The Greenhouse Gas Protocol Corporate Standard (GHG Protocol Corporate Accounting and Reporting Standard) is an initiative for the global standardisation of emission of greenhouse gases in order that corporate entities should measure, quantify, and report their own emission levels, so that global emissions are made manageable. The relevant gases, described by the 11 December 1997 Kyoto Protocol, implemented 16 February 2005, are: carbon dioxide, hydrofluorocarbons, methane, nitrous oxide, nitrogen trifluoride, perfluorocarbons and sulphur hexafluoride.

The protocol itself is under the management of the World Resources Institute and the World Business Council for Sustainable Development.

The GHG Protocol has been criticised for not including in its guiding principals the need for emission reports to be comparable across companies. Nonetheless, it has become the de facto standard for corporate carbon footprinting thanks, in part, to organizers' persistent efforts to prevent competing standards from emerging.

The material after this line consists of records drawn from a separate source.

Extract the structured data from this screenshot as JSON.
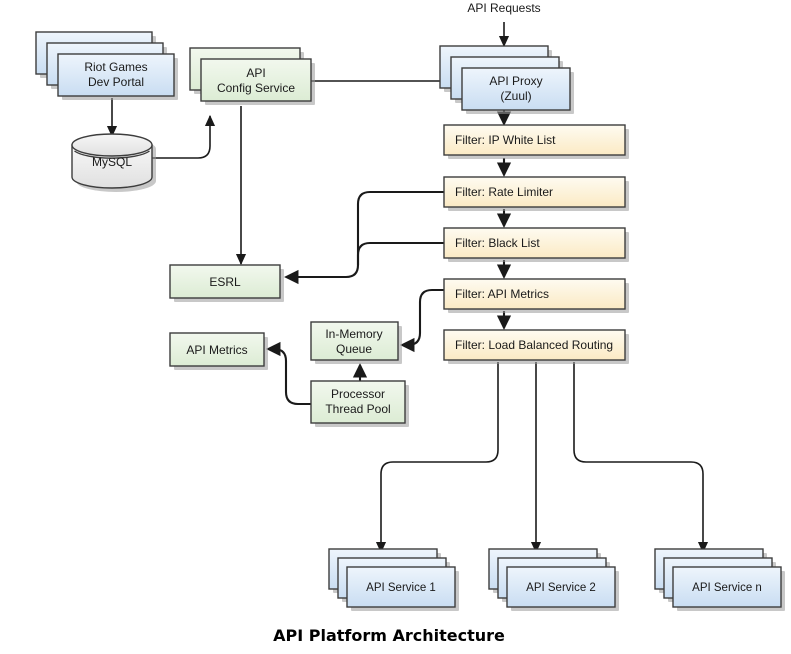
{
  "diagram": {
    "caption": "API Platform Architecture",
    "entry_label": "API Requests",
    "colors": {
      "blue_fill_top": "#eaf2fb",
      "blue_fill_bottom": "#c9ddf2",
      "green_fill_top": "#f0f7ec",
      "green_fill_bottom": "#dceed5",
      "cream_fill_top": "#fefaec",
      "cream_fill_bottom": "#fbeccb",
      "gray_fill_top": "#f5f5f5",
      "gray_fill_bottom": "#e2e2e2",
      "stroke": "#3d3d3d",
      "connector": "#1a1a1a",
      "shadow": "#9a9a9a",
      "text": "#1a1a1a"
    },
    "nodes": {
      "dev_portal": {
        "label_line1": "Riot Games",
        "label_line2": "Dev Portal",
        "type": "stack-blue"
      },
      "mysql": {
        "label": "MySQL",
        "type": "cylinder-gray"
      },
      "config_service": {
        "label_line1": "API",
        "label_line2": "Config Service",
        "type": "stack-green"
      },
      "esrl": {
        "label": "ESRL",
        "type": "box-green"
      },
      "api_metrics_store": {
        "label": "API Metrics",
        "type": "box-green"
      },
      "in_memory_queue": {
        "label_line1": "In-Memory",
        "label_line2": "Queue",
        "type": "box-green"
      },
      "processor_thread_pool": {
        "label_line1": "Processor",
        "label_line2": "Thread Pool",
        "type": "box-green"
      },
      "api_proxy": {
        "label_line1": "API Proxy",
        "label_line2": "(Zuul)",
        "type": "stack-blue"
      },
      "filter_ip_white_list": {
        "label": "Filter: IP White List",
        "type": "box-cream"
      },
      "filter_rate_limiter": {
        "label": "Filter: Rate Limiter",
        "type": "box-cream"
      },
      "filter_black_list": {
        "label": "Filter: Black List",
        "type": "box-cream"
      },
      "filter_api_metrics": {
        "label": "Filter: API Metrics",
        "type": "box-cream"
      },
      "filter_load_balanced_routing": {
        "label": "Filter: Load Balanced Routing",
        "type": "box-cream"
      },
      "api_service_1": {
        "label": "API Service 1",
        "type": "stack-blue"
      },
      "api_service_2": {
        "label": "API Service 2",
        "type": "stack-blue"
      },
      "api_service_n": {
        "label": "API Service n",
        "type": "stack-blue"
      }
    },
    "edges": [
      {
        "from": "dev_portal",
        "to": "mysql"
      },
      {
        "from": "mysql",
        "to": "config_service"
      },
      {
        "from": "config_service",
        "to": "esrl"
      },
      {
        "from": "api_proxy",
        "to": "config_service"
      },
      {
        "from": "api_proxy",
        "to": "filter_ip_white_list"
      },
      {
        "from": "filter_ip_white_list",
        "to": "filter_rate_limiter"
      },
      {
        "from": "filter_rate_limiter",
        "to": "filter_black_list"
      },
      {
        "from": "filter_rate_limiter",
        "to": "esrl"
      },
      {
        "from": "filter_black_list",
        "to": "esrl"
      },
      {
        "from": "filter_black_list",
        "to": "filter_api_metrics"
      },
      {
        "from": "filter_api_metrics",
        "to": "in_memory_queue"
      },
      {
        "from": "filter_api_metrics",
        "to": "filter_load_balanced_routing"
      },
      {
        "from": "processor_thread_pool",
        "to": "in_memory_queue"
      },
      {
        "from": "processor_thread_pool",
        "to": "api_metrics_store"
      },
      {
        "from": "filter_load_balanced_routing",
        "to": "api_service_1"
      },
      {
        "from": "filter_load_balanced_routing",
        "to": "api_service_2"
      },
      {
        "from": "filter_load_balanced_routing",
        "to": "api_service_n"
      }
    ]
  }
}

In 2025, GHG Protocol and International Organization for Standardization entered into a formal partnership to produce new, co-branded standards to replace analogous standards in both organisations.

== Accounting framework ==

The GHG Protocol Corporate Standard organises emissions into three categories, referred to as "scopes," based on the relationship between the reporting company and the emissions source.

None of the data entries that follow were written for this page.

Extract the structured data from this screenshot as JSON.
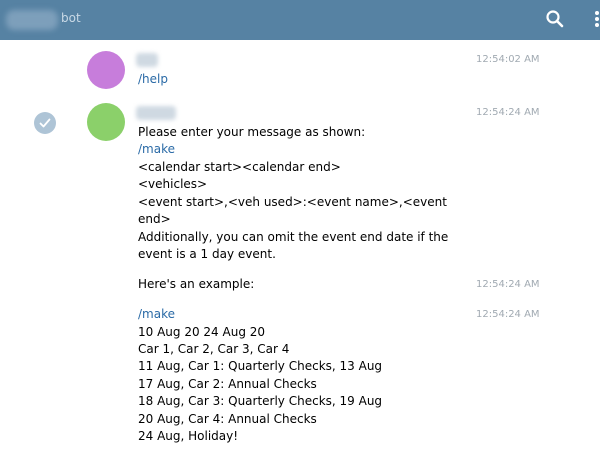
{
  "header": {
    "title": "bot",
    "search_icon": "search-icon",
    "menu_icon": "more-vertical-icon"
  },
  "colors": {
    "header_bg": "#5682a3",
    "link": "#2a6aa6",
    "timestamp": "#a1aab2",
    "avatar_user": "#c77ddb",
    "avatar_bot": "#8bd06a"
  },
  "messages": [
    {
      "time": "12:54:02 AM",
      "lines": [
        "/help"
      ]
    },
    {
      "time": "12:54:24 AM",
      "lines": [
        "Please enter your message as shown:",
        "/make",
        "<calendar start><calendar end>",
        "<vehicles>",
        "<event start>,<veh used>:<event name>,<event",
        "end>",
        "Additionally, you can omit the event end date if the",
        "event is a 1 day event."
      ]
    },
    {
      "time": "12:54:24 AM",
      "lines": [
        "Here's an example:"
      ]
    },
    {
      "time": "12:54:24 AM",
      "lines": [
        "/make",
        "10 Aug 20 24 Aug 20",
        "Car 1, Car 2, Car 3, Car 4",
        "11 Aug, Car 1: Quarterly Checks, 13 Aug",
        "17 Aug, Car 2: Annual Checks",
        "18 Aug, Car 3: Quarterly Checks, 19 Aug",
        "20 Aug, Car 4: Annual Checks",
        "24 Aug, Holiday!"
      ]
    }
  ]
}
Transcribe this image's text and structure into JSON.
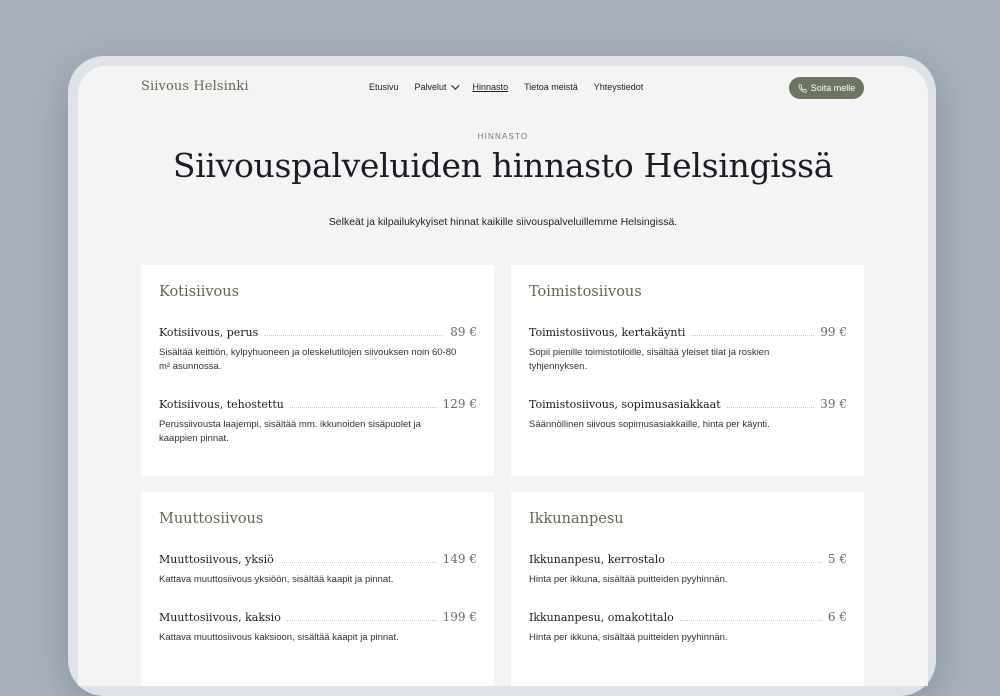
{
  "nav": {
    "logo": "Siivous Helsinki",
    "items": [
      {
        "label": "Etusivu"
      },
      {
        "label": "Palvelut"
      },
      {
        "label": "Hinnasto"
      },
      {
        "label": "Tietoa meistä"
      },
      {
        "label": "Yhteystiedot"
      }
    ],
    "cta": "Soita melle"
  },
  "hero": {
    "eyebrow": "HINNASTO",
    "title": "Siivouspalveluiden hinnasto Helsingissä",
    "lead": "Selkeät ja kilpailukykyiset hinnat kaikille siivouspalveluillemme Helsingissä."
  },
  "cards": [
    {
      "title": "Kotisiivous",
      "items": [
        {
          "name": "Kotisiivous, perus",
          "price": "89 €",
          "desc": "Sisältää keittiön, kylpyhuoneen ja oleskelutilojen siivouksen noin 60-80 m² asunnossa."
        },
        {
          "name": "Kotisiivous, tehostettu",
          "price": "129 €",
          "desc": "Perussiivousta laajempi, sisältää mm. ikkunoiden sisäpuolet ja kaappien pinnat."
        }
      ]
    },
    {
      "title": "Toimistosiivous",
      "items": [
        {
          "name": "Toimistosiivous, kertakäynti",
          "price": "99 €",
          "desc": "Sopii pienille toimistotiloille, sisältää yleiset tilat ja roskien tyhjennyksen."
        },
        {
          "name": "Toimistosiivous, sopimusasiakkaat",
          "price": "39 €",
          "desc": "Säännöllinen siivous sopimusasiakkaille, hinta per käynti."
        }
      ]
    },
    {
      "title": "Muuttosiivous",
      "items": [
        {
          "name": "Muuttosiivous, yksiö",
          "price": "149 €",
          "desc": "Kattava muuttosiivous yksiöön, sisältää kaapit ja pinnat."
        },
        {
          "name": "Muuttosiivous, kaksio",
          "price": "199 €",
          "desc": "Kattava muuttosiivous kaksioon, sisältää kaapit ja pinnat."
        }
      ]
    },
    {
      "title": "Ikkunanpesu",
      "items": [
        {
          "name": "Ikkunanpesu, kerrostalo",
          "price": "5 €",
          "desc": "Hinta per ikkuna, sisältää puitteiden pyyhinnän."
        },
        {
          "name": "Ikkunanpesu, omakotitalo",
          "price": "6 €",
          "desc": "Hinta per ikkuna, sisältää puitteiden pyyhinnän."
        }
      ]
    }
  ],
  "colors": {
    "accent": "#6b7560",
    "heading": "#5f6a52",
    "background": "#f4f4f4"
  }
}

- Scope 1 covers direct emissions from sources owned or controlled by the reporting organisation, such as fuel combustion in boilers, company vehicles, and fugitive refrigerant releases.

- Scope 2 covers indirect emissions from the generation of purchased electricity, steam, heat, or cooling consumed by the organisation. The standard requires companies to report using both the location-based method (using average grid emission factors) and the market-based method (using contractual instruments such as energy attribute certificates) where supplier-specific data is available.

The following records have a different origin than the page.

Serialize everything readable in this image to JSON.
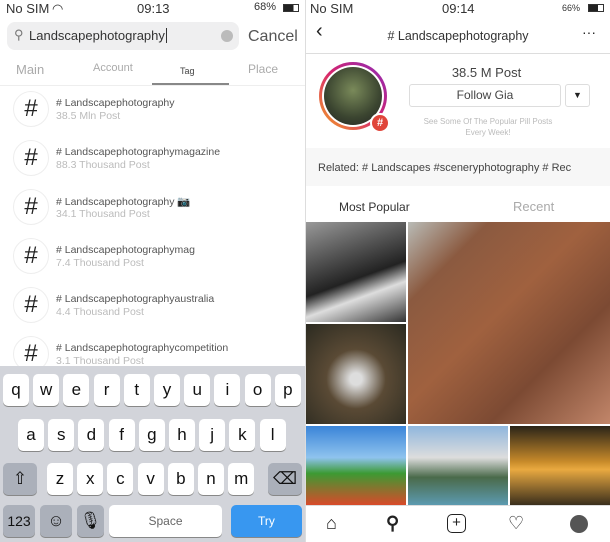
{
  "left": {
    "status": {
      "carrier": "No SIM",
      "time": "09:13",
      "battery": "68%"
    },
    "search": {
      "value": "Landscapephotography",
      "cancel": "Cancel"
    },
    "tabs": [
      "Main",
      "Account",
      "Tag",
      "Place"
    ],
    "results": [
      {
        "name": "# Landscapephotography",
        "posts": "38.5 Mln Post"
      },
      {
        "name": "# Landscapephotographymagazine",
        "posts": "88.3 Thousand Post"
      },
      {
        "name": "# Landscapephotography 📷",
        "posts": "34.1 Thousand Post"
      },
      {
        "name": "# Landscapephotographymag",
        "posts": "7.4 Thousand Post"
      },
      {
        "name": "# Landscapephotographyaustralia",
        "posts": "4.4 Thousand Post"
      },
      {
        "name": "# Landscapephotographycompetition",
        "posts": "3.1 Thousand Post"
      }
    ],
    "keyboard": {
      "row1": [
        "q",
        "w",
        "e",
        "r",
        "t",
        "y",
        "u",
        "i",
        "o",
        "p"
      ],
      "row2": [
        "a",
        "s",
        "d",
        "f",
        "g",
        "h",
        "j",
        "k",
        "l"
      ],
      "row3": [
        "z",
        "x",
        "c",
        "v",
        "b",
        "n",
        "m"
      ],
      "numbers": "123",
      "space": "Space",
      "go": "Try"
    }
  },
  "right": {
    "status": {
      "carrier": "No SIM",
      "time": "09:14",
      "battery": "66%"
    },
    "title": "# Landscapephotography",
    "posts": "38.5 M Post",
    "follow": "Follow Gia",
    "hint": "See Some Of The Popular Pill Posts Every Week!",
    "related": "Related: # Landscapes #sceneryphotography # Rec",
    "tabs": [
      "Most Popular",
      "Recent"
    ],
    "accent": "#3897f0"
  }
}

- Scope 3 covers all other indirect emissions that occur in a company's value chain, upstream and downstream. The GHG Protocol Scope 3 Standard, published in 2011, defines fifteen categories of Scope 3 emissions, ranging from purchased goods and services (Category 1) to investments (Category 15).

== Accounting principles ==

The Corporate Standard is built on five principles that govern how emissions inventories should be constructed:

1. Relevance — the inventory should reflect the greenhouse gas emissions of the company and serve the decision-making needs of users.
2. Completeness — all sources and activities within the chosen inventory boundary should be accounted for.
3. Consistency — consistent methodologies should be used to allow meaningful comparisons over time.
4. Transparency — assumptions and accounting methodologies should be clearly disclosed.
5. Accuracy — emissions should not be systematically over- or under-stated.

== Relationship to other standards ==

The GHG Protocol Corporate Standard is the methodological foundation for several downstream reporting frameworks:

- ISO 14064-1, published by the International Organization for Standardization, aligns closely with the GHG Protocol's scope definitions and inventory principles, and in 2025 the two organisations announced a formal partnership to produce unified co-branded standards.

- The Science Based Targets initiative (SBTi) requires companies setting emissions reduction targets to use the GHG Protocol Corporate Standard as the basis for their emissions inventory.

- The Corporate Sustainability Reporting Directive (CSRD) and its associated European Sustainability Reporting Standards (ESRS E1) reference the GHG Protocol scope definitions for corporate climate disclosure within the European Union.

- The Task Force on Climate-related Financial Disclosures (TCFD) and IFRS S2 climate disclosure standards both assume GHG Protocol-aligned emissions data as an input to financial reporting.

== Organisation ==

The GHG Protocol was launched in 1998 and introduced in 2001.